More images linked below. All comments and captures by Whitecaps:
Been listening almost entirely to traditional and alt country music for several weeks now and I’ve been checking out a few films with older country music. So, one of the obvious films to check out was Robert Altman’s Nashville. I had seen it about 30 years ago, but got lost trying to keep track of all the characters.
Seeing it again, it wasn’t hard. The music is mostly very good except for the songs that were intentionally bad. To my surprise, except for the one well known country standard, none of the songs were country standards but were written by the actors in the film (although Keith Carradine and Ronee Blakley have music backgrounds as well.)
The film is interesting with comments on phoniness and nastyness mixed with compassion and caring. Keith Carradine sings the wonderful song ‘I’m Easy’ about how he’ll put up with a woman stringing him along just to be with her while his character Tom is such a cheat that he sleeps with several women over the course of the films’ five days including his bandmate who is married to the third bandmate (while announcing that he’s going solo) and calls a girlfriend in New York asking her to come to Nashville, while Lily Tomlin is still leaving his hotel room. However, is he really that mean, or is he just afraid to be alone?
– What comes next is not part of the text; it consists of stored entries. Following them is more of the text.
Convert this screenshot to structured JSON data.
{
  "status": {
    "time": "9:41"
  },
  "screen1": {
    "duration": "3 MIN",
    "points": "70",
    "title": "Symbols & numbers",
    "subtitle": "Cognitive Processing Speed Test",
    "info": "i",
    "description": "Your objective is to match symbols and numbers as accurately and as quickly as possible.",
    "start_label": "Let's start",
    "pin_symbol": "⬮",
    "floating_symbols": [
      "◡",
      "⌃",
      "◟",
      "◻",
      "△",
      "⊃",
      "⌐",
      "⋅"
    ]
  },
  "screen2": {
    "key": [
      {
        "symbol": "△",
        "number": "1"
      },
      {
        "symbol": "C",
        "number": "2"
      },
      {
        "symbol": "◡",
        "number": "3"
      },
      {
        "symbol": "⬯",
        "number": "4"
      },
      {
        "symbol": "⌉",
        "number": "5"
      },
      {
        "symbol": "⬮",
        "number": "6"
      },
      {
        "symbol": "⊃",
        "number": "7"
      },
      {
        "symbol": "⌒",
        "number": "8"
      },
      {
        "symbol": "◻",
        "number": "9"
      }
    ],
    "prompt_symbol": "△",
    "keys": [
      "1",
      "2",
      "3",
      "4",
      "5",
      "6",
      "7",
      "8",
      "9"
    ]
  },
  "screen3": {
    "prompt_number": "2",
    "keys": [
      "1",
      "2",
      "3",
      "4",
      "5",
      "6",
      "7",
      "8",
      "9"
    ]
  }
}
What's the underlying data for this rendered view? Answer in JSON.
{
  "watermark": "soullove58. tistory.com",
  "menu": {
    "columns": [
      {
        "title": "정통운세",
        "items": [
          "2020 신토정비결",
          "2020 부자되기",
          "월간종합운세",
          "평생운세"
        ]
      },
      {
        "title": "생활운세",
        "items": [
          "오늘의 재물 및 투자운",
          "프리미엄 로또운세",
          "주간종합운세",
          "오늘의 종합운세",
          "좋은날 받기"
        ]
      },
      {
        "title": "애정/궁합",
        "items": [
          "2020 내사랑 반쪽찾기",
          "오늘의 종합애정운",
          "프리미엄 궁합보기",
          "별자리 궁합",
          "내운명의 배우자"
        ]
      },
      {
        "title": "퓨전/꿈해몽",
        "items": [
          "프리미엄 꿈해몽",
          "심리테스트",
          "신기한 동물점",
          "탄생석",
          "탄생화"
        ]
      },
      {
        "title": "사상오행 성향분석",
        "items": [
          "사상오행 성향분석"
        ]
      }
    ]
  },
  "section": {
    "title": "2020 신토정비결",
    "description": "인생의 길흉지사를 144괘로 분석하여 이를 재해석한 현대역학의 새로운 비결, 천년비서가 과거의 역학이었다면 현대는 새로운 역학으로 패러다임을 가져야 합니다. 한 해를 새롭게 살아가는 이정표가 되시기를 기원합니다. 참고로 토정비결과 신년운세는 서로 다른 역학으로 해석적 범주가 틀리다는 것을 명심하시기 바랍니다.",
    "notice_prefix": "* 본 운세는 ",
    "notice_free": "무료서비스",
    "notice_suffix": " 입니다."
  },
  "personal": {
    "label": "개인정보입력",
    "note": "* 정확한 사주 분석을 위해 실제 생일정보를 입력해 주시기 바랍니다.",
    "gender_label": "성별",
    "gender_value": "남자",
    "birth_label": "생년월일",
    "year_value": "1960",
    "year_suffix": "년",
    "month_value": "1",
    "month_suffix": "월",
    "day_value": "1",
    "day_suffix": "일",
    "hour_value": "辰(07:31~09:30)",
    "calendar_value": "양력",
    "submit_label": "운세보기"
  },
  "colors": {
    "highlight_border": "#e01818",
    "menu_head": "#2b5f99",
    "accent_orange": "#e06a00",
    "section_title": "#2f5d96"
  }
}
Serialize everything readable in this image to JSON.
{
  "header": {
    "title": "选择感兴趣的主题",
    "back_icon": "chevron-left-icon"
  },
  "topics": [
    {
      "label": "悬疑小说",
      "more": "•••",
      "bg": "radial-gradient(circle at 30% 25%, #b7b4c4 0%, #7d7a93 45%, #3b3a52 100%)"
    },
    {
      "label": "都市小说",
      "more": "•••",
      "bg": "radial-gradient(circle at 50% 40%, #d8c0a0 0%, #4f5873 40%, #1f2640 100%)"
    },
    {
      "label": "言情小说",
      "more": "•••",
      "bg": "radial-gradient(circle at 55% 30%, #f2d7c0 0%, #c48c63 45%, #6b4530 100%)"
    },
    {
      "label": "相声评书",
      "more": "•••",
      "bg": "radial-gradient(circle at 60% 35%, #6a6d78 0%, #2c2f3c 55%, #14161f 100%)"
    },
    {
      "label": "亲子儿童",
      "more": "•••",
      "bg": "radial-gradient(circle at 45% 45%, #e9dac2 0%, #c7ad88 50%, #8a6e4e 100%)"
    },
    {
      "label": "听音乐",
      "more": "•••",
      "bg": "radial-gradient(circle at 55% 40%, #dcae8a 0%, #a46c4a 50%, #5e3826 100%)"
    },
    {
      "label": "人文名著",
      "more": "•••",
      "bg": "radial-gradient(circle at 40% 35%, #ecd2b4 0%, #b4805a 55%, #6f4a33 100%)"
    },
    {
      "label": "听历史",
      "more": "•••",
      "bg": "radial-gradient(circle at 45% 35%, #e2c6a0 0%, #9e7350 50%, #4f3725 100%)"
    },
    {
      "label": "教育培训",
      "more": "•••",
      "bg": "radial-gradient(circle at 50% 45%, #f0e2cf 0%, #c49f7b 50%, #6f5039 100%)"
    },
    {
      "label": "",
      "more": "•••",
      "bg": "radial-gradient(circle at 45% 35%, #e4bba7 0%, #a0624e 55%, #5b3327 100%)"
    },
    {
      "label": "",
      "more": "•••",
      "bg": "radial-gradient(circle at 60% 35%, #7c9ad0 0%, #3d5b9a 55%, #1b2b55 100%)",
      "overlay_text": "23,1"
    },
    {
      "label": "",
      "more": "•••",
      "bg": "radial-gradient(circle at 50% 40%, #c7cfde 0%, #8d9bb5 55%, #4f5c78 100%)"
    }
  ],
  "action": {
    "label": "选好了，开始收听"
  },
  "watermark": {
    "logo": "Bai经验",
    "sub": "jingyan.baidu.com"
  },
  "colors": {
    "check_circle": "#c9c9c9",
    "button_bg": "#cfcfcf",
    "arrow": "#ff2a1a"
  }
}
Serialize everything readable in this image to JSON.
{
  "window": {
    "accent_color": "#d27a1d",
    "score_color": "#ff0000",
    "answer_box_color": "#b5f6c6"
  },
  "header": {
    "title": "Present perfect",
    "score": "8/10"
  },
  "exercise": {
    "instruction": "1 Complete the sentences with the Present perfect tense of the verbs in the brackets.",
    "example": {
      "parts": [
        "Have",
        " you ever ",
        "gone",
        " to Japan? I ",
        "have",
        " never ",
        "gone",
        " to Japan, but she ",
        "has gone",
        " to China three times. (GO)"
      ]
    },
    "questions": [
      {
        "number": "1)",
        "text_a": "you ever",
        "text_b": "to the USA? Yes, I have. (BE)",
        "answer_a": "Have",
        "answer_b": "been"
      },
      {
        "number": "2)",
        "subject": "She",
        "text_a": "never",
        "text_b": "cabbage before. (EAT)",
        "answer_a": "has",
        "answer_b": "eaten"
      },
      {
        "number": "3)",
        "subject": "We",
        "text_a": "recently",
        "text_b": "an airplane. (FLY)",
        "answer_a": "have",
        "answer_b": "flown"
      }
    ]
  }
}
On that though, I’ve never seen this before, and I’m not sure it’s something I want to see, but I’m pretty sure this is Lily Tomlin in a semi see through blouse.
In regards to the film again, the one thing that more or less ruins the film for me is Geraldine Chaplin who plays a apparent reporter who is so stupid that she is unbelievably obnoxious, beyond Jar Jar Binks level obnoxious. The film was long enough at 2 hours and 40 minutes that the character could have been easily removed.
When I saw the film, I thought she was supposed to represent what Robert Altman thought of as the stupidity of reporters, but I thought she had far too many scenes that went on for far too long for it to be that. Then, I read when she said in the film that she worked for the British Broadcasting Company, rather than the British Broadcasting Corporation, that it was meant to show that she was not actually a reporter.
One other person said she was meant to tie together most of the characters in the movie in some narrative, but I didn’t think she did that.
I think she was supposed to be nothing more than comedic relief, but, to me anyway, she was just far too grating.
Take her scenes out of the movie, and I’d give it a 9/10 with an extra point for the music, but with her in it, I can only give it a 5/10 at most.